Judge Heartfield was born and raised in Port Arthur, Texas. After graduating from St. Mary’s School of Law in 1965, he began his legal career as an Assistant District Attorney with the Jefferson County District Attorney’s Office. He then became the City Attorney of Beaumont at the age of 28, one of the youngest in the state, where he remained as chief of the legal department for five years. He then went into the private practice of law, representing individuals, corporations and public entities in civil litigation.
In 1994, Congressman Jack Brooks recommended and personally supported the appointment of Thad Heartfield to become a United States District Judge. In 1995, President Bill Clinton nominated him for the position, and he was, shortly thereafter, confirmed by the United States Senate. He took the Oath of Office in April 1995 and took senior status in 2010.
During his tenure, he became Chief Judge and implemented several innovations and improvements to the judicial system, including electronic filing, the addition of magistrate judgeships in Marshall and Sherman, Texas, and he continually lobbied Congress for additional district judgeships. He assisted in acquiring federal funding for a new courthouse in Plano, Texas, and he dramatically increased the growth and success of the Eastern District Bench/Bar Conference, which is, to this date, annually attended by lawyers throughout the United States. At his portrait hanging ceremony on March 9, 2007, he pointedly expressed his view of our justice system as he sees it from the federal bench: “Lawyers are the real backbone of our system of justice, and I respect them for their dedication, sacrifice and hard work, so that justice may be done.”
Judge Heartfield played a crucial role in the development of the Eastern District patent docket. He took the first patent case in Marshall to trial in 1999 (Texas Instruments v. Hyundai), and over the course of that case his writings, later known as the “Jello-O” trilogy (eventually five massively substantive opinions over a ten week period – copies appended at the bottom) displayed a standard for judicial management of patent cases that challenged the judges that followed.
Why Jell-O? This excerpt from Jello-O I tells the story:
At the “Evidentiary Hearing” held before this Court on February 4, 1999, counsel for Texas Instruments, Mr. Kenneth Adamo, succinctly described the trouble with Hyundai’s various arguments it levies to support its “TI Country Concept” interpretation of the License Agreement: “… Hyundai’s license defense, to try to figure out what the defense has been, when, and what the parameters are, if I can use an expression from my childhood, has been like trying to nail Jell-O to a wall.” Transcript of Evidentiary Hearing at 89. This Court has felt similar frustration throughout Hyundai’s briefing and motions. Well Mr. Adamo, consider the Jell-O nailed.
Jell-O I at fn 82 (yes, “eighty-two”) (emphasis added). This massive opinion was handed out at the conclusion of the hearing.
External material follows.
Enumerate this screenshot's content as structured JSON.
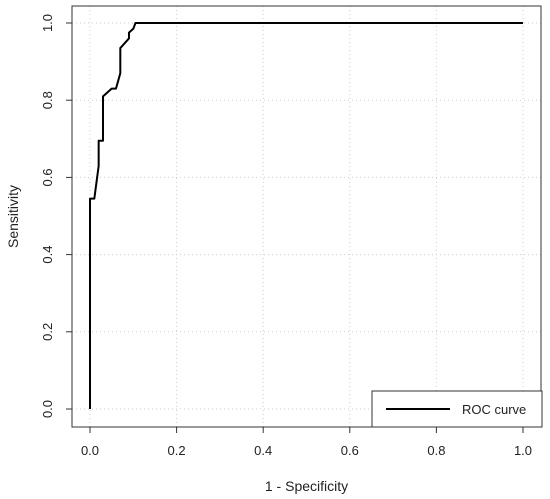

The lawyers reading it in the car on the way back from the hearing in Beaumont related that were laughing so hard they had to pull over to avoid causing a wreck.
Judge Heartfield’s wit translated well in his opinions, where they served to make clear to the parties that no matter how much they threw at him, he was equal to the task. “Candor and accuracy are endangered species at hearings;” he once told the parties. “[I]t is nice to know that occasionally these curious beasts roam an environment that so desperately needs them.” A later opinion elaborated that “Well, these curious beasts are nowhere to be found in this particular motion.”
And later in the same opinion “When this Court takes its final step back to see the forest for the trees, it notices Hyundai trying to burn a few of them off.” A later opinion analogized the parties’ dispute to an episode of Star Trek: The Next Generation. It then prefaced an important finding with “Well hear ye, hear ye, [party].” and closed with this “Well [party], try to excerpt, re-define, and confuse this:” Another metaphor about the parties successfully giving birth to a “healthy, sales-cap termination clause” was accompanied by a sad footnote. “Don’t smoke those cigars just yet,” he cautioned readers. “[T]he newborn is about to cause a ruckus.”
Judge Heartfield was the king of timely metaphors, once describing an example of bad handwriting as “the equivalent of someone wearing an astronaut’s suit and writing on a post-it note with a Putt-Putt pencil.” In another opinion he observed that “Thankfully . . . the Supreme Court stuck some prongs in this statute so that courts like this one can properly handle it.” A Heartfield opinion was avidly followed, at least at the end of the hall my office was a located in, because his prose made clear that he had identified the issue to be decided, evaluated the legal standards and the facts, and made clear why he came out the way he did. And the language was to die for.
Judge Heartfield and his wife, Cornelia, were married for over sixty years. His son, J. Thad Heartfield and his wife, Melanie, live in Beaumont, Texas. His daughter, Jennifer Heartfield Fleming and her husband, Scott, live in Rockwall, Texas. I know they have our sympathies in their loss. We will all miss Judge Heartfield greatly.